Friday, March 26, 2010

Obama and politics

Jonathan Bernstein analyzes Obama's recent speeches and draws some conclusions:
What Obama is saying here is that politics, rightly understood, is the very core of what makes this nation a nation. Not individualism, not religiosity, and certainly not ethnicity or the land itself, but politics. . . . We, in the United States, do not accept history, or live through history -- we have the capacity, Obama (and Biden) say, to make history, through collective action, whether it is in the Revolution, the Constitution, the Civil War, the civil rights revolution, or now, in tackling the challenges that face us in the 21st century. America, therefore, is self-created, and continues to be self-creating, by political action.
Two years ago, I felt that the difference between the three democratic frontrunners could be summed up like this: John Edwards wanted to reform the economy, Hillary Clinton wanted to reform society, and Barak Obama wanted to reform politics. I am still not sure whether people who voted for Obama necessarily understood or supported what he wanted to do -- I'm not sure if changing US politics is actually possible, either -- but Obama took his election as a mandate and I believe he is doing it. He sincerely believes that Americans can do anything they want to do -- "Yes, we can" is the essence of his being. In the end, if he CAN reform American politics, then society and the economy will follow.
The Teabaggers who are so opposed to him call him names like fascist and communist because they don't know WHAT to call him, but in some visceral way they recognize what many progressives so far have not -- that Obama actually is aiming to change the way politics is being practiced in America, creating a significant, non-partisan, forward-looking change in how American democracy functions. This is terribly threatening to some on both the right and the left, who are too comfortable with the existing system.
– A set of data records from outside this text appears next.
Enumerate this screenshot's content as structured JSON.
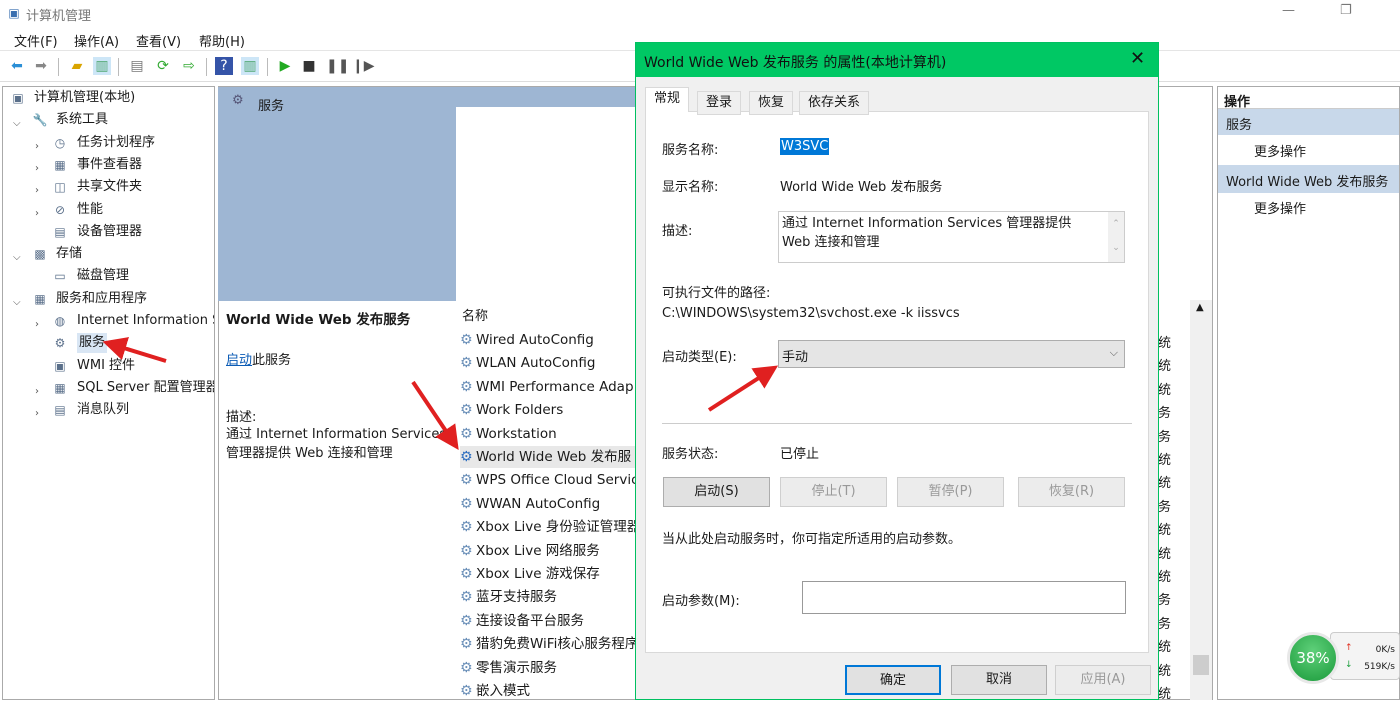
{
  "window": {
    "title": "计算机管理"
  },
  "menu": [
    "文件(F)",
    "操作(A)",
    "查看(V)",
    "帮助(H)"
  ],
  "toolbar_icons": [
    "back-icon",
    "forward-icon",
    "up-folder-icon",
    "show-hide-tree-icon",
    "properties-icon",
    "refresh-icon",
    "export-icon",
    "help-icon",
    "show-action-pane-icon",
    "start-icon",
    "stop-icon",
    "pause-icon",
    "resume-icon"
  ],
  "tree": [
    {
      "label": "计算机管理(本地)",
      "level": 0
    },
    {
      "label": "系统工具",
      "level": 1,
      "expanded": true
    },
    {
      "label": "任务计划程序",
      "level": 2,
      "expander": true
    },
    {
      "label": "事件查看器",
      "level": 2,
      "expander": true
    },
    {
      "label": "共享文件夹",
      "level": 2,
      "expander": true
    },
    {
      "label": "性能",
      "level": 2,
      "expander": true
    },
    {
      "label": "设备管理器",
      "level": 2
    },
    {
      "label": "存储",
      "level": 1,
      "expanded": true
    },
    {
      "label": "磁盘管理",
      "level": 2
    },
    {
      "label": "服务和应用程序",
      "level": 1,
      "expanded": true
    },
    {
      "label": "Internet Information S",
      "level": 2,
      "expander": true
    },
    {
      "label": "服务",
      "level": 2,
      "selected": true
    },
    {
      "label": "WMI 控件",
      "level": 2
    },
    {
      "label": "SQL Server 配置管理器",
      "level": 2,
      "expander": true
    },
    {
      "label": "消息队列",
      "level": 2,
      "expander": true
    }
  ],
  "middle": {
    "header": "服务",
    "detail_title": "World Wide Web 发布服务",
    "start_link": "启动",
    "start_suffix": "此服务",
    "desc_label": "描述:",
    "desc_text": "通过 Internet Information Services 管理器提供 Web 连接和管理",
    "column_name": "名称",
    "services": [
      "Wired AutoConfig",
      "WLAN AutoConfig",
      "WMI Performance Adap",
      "Work Folders",
      "Workstation",
      "World Wide Web 发布服",
      "WPS Office Cloud Servic",
      "WWAN AutoConfig",
      "Xbox Live 身份验证管理器",
      "Xbox Live 网络服务",
      "Xbox Live 游戏保存",
      "蓝牙支持服务",
      "连接设备平台服务",
      "猎豹免费WiFi核心服务程序",
      "零售演示服务",
      "嵌入模式"
    ],
    "selected_index": 5,
    "right_column": [
      "统",
      "统",
      "统",
      "务",
      "务",
      "统",
      "统",
      "务",
      "统",
      "统",
      "统",
      "务",
      "务",
      "统",
      "统",
      "统"
    ]
  },
  "actions": {
    "header": "操作",
    "sections": [
      {
        "title": "服务",
        "item": "更多操作"
      },
      {
        "title": "World Wide Web 发布服务",
        "item": "更多操作"
      }
    ]
  },
  "dialog": {
    "title": "World Wide Web 发布服务 的属性(本地计算机)",
    "tabs": [
      "常规",
      "登录",
      "恢复",
      "依存关系"
    ],
    "active_tab": 0,
    "service_name_label": "服务名称:",
    "service_name": "W3SVC",
    "display_name_label": "显示名称:",
    "display_name": "World Wide Web 发布服务",
    "description_label": "描述:",
    "description": "通过 Internet Information Services 管理器提供 Web 连接和管理",
    "path_label": "可执行文件的路径:",
    "path": "C:\\WINDOWS\\system32\\svchost.exe -k iissvcs",
    "startup_type_label": "启动类型(E):",
    "startup_type": "手动",
    "status_label": "服务状态:",
    "status": "已停止",
    "buttons": {
      "start": "启动(S)",
      "stop": "停止(T)",
      "pause": "暂停(P)",
      "resume": "恢复(R)"
    },
    "hint": "当从此处启动服务时，你可指定所适用的启动参数。",
    "params_label": "启动参数(M):",
    "params_value": "",
    "ok": "确定",
    "cancel": "取消",
    "apply": "应用(A)"
  },
  "net_widget": {
    "percent": "38%",
    "up": "0K/s",
    "down": "519K/s"
  },
  "colors": {
    "accent": "#00c864",
    "selection": "#0078d7",
    "header_blue": "#9eb6d3",
    "arrow": "#e02020"
  }
}
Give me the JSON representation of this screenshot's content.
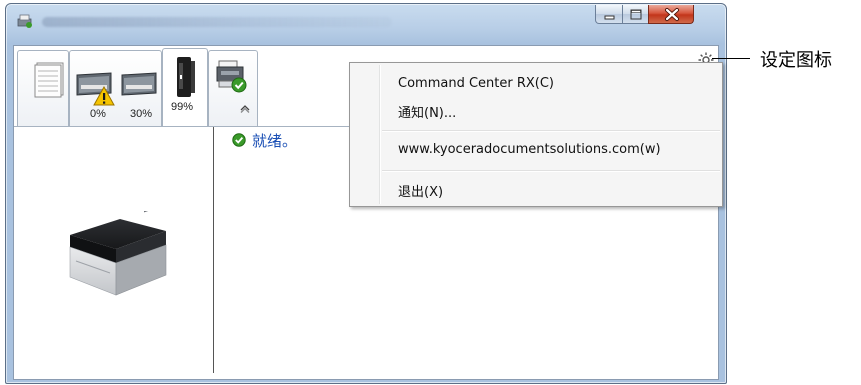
{
  "window": {
    "title": "",
    "controls": [
      "minimize",
      "maximize",
      "close"
    ]
  },
  "tabs": [
    {
      "name": "paper-tab",
      "icon": "paper-stack-icon",
      "label": ""
    },
    {
      "name": "toner-tab",
      "icon": "toner-cartridge-icon",
      "labels": [
        "0%",
        "30%"
      ],
      "warning": true
    },
    {
      "name": "toner-level-tab",
      "icon": "toner-bottle-icon",
      "label": "99%"
    },
    {
      "name": "device-tab",
      "icon": "printer-ok-icon",
      "label": ""
    }
  ],
  "status": {
    "icon": "check-circle-icon",
    "text": "就绪。"
  },
  "menu": {
    "items": [
      {
        "label": "Command Center RX(C)"
      },
      {
        "label": "通知(N)..."
      },
      {
        "label": "www.kyoceradocumentsolutions.com(w)"
      },
      {
        "label": "退出(X)"
      }
    ]
  },
  "callout": {
    "label": "设定图标"
  },
  "colors": {
    "status_text": "#1a4fb5",
    "close_button": "#c2351b",
    "check_green": "#3a9a2a"
  }
}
Just because you have a PhD doesn't mean you're not a jerk

I am opposed to the war in Afghanistan but it is mean-spirited and self-aggrandizing to express that opinion on the backs of orphaned children.

Thursday, March 25, 2010

Explaining the priests

Andrew Sullivan writes a perceptive piece about the Catholic church pedophilia scandals and the perception within the priesthood that sexually abusing children was a a sin not a crime.
imagine you are a young gay Catholic teen coming into his sexuality and utterly convinced that it's vile and evil. . .
If this is the 1950s and 1960s, it's into the Church you go. You think it will cure you. In fact, it only makes you sicker . . .
They have never had a sexual or intimate relationship with any other human being. Sex for them is an abstraction, a sin, not an interaction with an equal. . .
They barely see these children as young and vulnerable human beings, incapable of true consent. Because they have never had a real sexual relationship, have never had to deal with the core issue of human equality and dignity in sex, they don't see the children as victims. Like the tortured gay man, Michael Jackson, they see them as friends. . .
In this self-protective environment, these priests do not even see the children as fellow humans. They remain like those solitary abstract images in their heads. So they cannot fully grasp the enormity of the crime they are committing and see it merely as another part of the vortex of their sexual sin.
Sullivan thinks the Pope is going to have to resign.